ENGR200 • Chapter 5 Homework Solution — Covariance & Correlation
  
    Dataset: 150 JU engineering students. Variables: 
    Class_Participation and Statics_Grade (from chapter5_homework_data.csv).  
    This solution uses direct Excel formulas for the full dataset — no coding, no manual arithmetic.
  
  
    1) Dataset Columns
    
      | Column | Description | Excel Range | 
|---|
      | A | Student_ID | A2:A151 | 
      | B | Class_Participation | B2:B151 | 
      | C | Statics_Grade | C2:C151 | 
    
   
  
    2) Step 1 — Compute Means
    
      | Variable | Excel Formula | Result (example) | 
|---|
      | Mean(Class_Participation) | =AVERAGE(B2:B151) | ≈ 7.2 | 
      | Mean(Statics_Grade) | =AVERAGE(C2:C151) | ≈ 80.4 | 
    
   
  
    3) Step 2 — Population Variances
    
      | Variable | Excel Formula | Result (example) | 
|---|
      | Var(Class_Participation) | =VAR.P(B2:B151) | ≈ 1.9 | 
      | Var(Statics_Grade) | =VAR.P(C2:C151) | ≈ 80.0 | 
    
    💡 Use VAR.S() if your course requires sample variance instead of population variance.
   
  
    4) Step 3 — Covariance
    
      | Variable Pair | Excel Formula | Result (example) | 
|---|
      | (Class_Participation, Statics_Grade) | =COVARIANCE.P(B2:B151,C2:C151) | ≈ 3.46 | 
    
    Covariance > 0 → variables move together.
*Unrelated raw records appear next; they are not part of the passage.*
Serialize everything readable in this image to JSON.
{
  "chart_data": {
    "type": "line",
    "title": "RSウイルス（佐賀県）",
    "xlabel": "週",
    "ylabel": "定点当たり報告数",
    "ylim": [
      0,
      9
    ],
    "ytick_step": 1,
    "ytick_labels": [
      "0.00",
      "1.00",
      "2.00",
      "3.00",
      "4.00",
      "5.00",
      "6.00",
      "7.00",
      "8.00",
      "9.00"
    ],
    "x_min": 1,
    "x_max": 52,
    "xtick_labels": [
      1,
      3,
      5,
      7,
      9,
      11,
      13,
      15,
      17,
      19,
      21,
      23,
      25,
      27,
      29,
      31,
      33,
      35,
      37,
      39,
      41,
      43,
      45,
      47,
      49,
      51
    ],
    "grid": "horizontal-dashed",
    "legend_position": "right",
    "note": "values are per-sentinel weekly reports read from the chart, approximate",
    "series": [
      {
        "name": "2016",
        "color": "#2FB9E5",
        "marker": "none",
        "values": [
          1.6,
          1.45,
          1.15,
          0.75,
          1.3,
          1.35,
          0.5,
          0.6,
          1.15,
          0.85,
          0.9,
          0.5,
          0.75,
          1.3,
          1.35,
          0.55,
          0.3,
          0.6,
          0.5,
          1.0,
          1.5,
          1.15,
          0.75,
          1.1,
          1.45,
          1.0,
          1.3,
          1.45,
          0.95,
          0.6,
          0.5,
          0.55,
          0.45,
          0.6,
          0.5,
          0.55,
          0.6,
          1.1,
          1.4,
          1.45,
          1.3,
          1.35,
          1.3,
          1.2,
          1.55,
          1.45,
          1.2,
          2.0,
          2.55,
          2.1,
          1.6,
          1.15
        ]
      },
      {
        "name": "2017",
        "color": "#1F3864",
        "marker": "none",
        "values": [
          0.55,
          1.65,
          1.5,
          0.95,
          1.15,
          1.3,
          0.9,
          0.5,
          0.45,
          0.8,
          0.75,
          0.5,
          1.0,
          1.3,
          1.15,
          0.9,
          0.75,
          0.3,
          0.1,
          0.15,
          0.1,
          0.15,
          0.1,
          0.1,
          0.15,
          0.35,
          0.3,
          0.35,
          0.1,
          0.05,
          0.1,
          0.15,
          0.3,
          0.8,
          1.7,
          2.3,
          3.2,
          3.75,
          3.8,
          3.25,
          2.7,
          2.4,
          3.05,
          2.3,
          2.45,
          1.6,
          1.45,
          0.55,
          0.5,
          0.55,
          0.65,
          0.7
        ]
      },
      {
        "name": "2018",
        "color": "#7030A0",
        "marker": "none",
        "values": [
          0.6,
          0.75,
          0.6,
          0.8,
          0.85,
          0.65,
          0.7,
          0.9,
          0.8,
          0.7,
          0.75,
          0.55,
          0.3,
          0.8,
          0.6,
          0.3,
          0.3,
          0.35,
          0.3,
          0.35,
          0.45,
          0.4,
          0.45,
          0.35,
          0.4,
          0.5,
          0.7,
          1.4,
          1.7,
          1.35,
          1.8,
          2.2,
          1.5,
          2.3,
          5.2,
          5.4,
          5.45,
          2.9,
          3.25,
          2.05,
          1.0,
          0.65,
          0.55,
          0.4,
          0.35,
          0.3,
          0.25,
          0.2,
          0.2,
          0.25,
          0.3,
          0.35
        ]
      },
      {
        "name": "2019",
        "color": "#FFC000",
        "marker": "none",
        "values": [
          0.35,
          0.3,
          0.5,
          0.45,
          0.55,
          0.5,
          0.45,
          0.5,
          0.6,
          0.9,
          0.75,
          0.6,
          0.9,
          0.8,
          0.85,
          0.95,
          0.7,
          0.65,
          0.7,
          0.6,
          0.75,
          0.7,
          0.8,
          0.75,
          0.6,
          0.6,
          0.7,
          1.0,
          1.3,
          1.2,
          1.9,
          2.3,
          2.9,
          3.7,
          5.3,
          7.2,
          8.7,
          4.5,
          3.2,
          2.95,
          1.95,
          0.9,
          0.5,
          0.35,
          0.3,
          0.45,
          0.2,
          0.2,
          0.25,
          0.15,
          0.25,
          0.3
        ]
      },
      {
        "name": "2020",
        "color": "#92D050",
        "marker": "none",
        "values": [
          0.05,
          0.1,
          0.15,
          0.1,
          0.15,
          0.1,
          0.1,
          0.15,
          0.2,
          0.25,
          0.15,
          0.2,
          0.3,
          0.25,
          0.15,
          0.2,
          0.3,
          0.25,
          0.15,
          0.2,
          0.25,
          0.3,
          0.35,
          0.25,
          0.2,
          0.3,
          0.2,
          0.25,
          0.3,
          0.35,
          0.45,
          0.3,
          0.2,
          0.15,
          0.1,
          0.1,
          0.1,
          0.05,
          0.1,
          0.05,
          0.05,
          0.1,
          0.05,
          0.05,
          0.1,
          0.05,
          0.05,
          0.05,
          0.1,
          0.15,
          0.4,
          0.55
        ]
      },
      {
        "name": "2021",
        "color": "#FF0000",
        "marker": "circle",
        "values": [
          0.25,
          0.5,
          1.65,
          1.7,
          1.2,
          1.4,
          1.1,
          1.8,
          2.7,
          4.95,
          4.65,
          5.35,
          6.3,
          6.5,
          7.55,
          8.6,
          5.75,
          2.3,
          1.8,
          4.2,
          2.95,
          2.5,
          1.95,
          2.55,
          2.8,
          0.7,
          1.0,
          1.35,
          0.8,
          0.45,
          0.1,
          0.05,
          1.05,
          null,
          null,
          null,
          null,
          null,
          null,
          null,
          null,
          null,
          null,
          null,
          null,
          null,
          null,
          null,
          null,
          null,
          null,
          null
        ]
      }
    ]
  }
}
Covariance < 0 → inverse relationship.
   
  
    5) Step 4 — Correlation
    
      | Variable Pair | Excel Formula | Result (example) | 
|---|
      | (Class_Participation, Statics_Grade) | =CORREL(B2:B151,C2:C151) | ≈ 0.09 | 
    
    
      Interpretation: The correlation (≈ 0.09) is weakly positive — students with higher participation scores 
      tend to have slightly higher Statics grades, but the relationship is not strong.
    
   
  
    6) Summary Table
    
      | Metric | Excel Formula | Result | Interpretation | 
|---|
      | μX = Mean(Class_Participation) | =AVERAGE(B2:B151) | ≈ 7.2 | Average participation | 
      | μY = Mean(Statics_Grade) | =AVERAGE(C2:C151) | ≈ 80.4 | Average grade | 
      | Var(X) | =VAR.P(B2:B151) | ≈ 1.9 | Spread in participation | 
      | Var(Y) | =VAR.P(C2:C151) | ≈ 80.0 | Spread in grades | 
      | Cov(X,Y) | =COVARIANCE.P(B2:B151,C2:C151) | ≈ 3.46 | Small positive joint movement | 
      | ρXY | =CORREL(B2:B151,C2:C151) | ≈ 0.09 | Weak positive relationship | 
    
   
  
    7) Quick Copy Block (Excel)
    
=AVERAGE(B2:B151)
=AVERAGE(C2:C151)
=VAR.P(B2:B151)
=VAR.P(C2:C151)
=COVARIANCE.P(B2:B151,C2:C151)
=CORREL(B2:B151,C2:C151)
    
   
  
    8) Concept Check
    
      - Covariance measures joint direction (positive or negative movement).
- Correlation standardizes covariance to range from −1 to +1.
- ρ ≈ 0 ⇒ very weak linear relationship.
- Correlation does not imply causation — review scatterplots before drawing conclusions.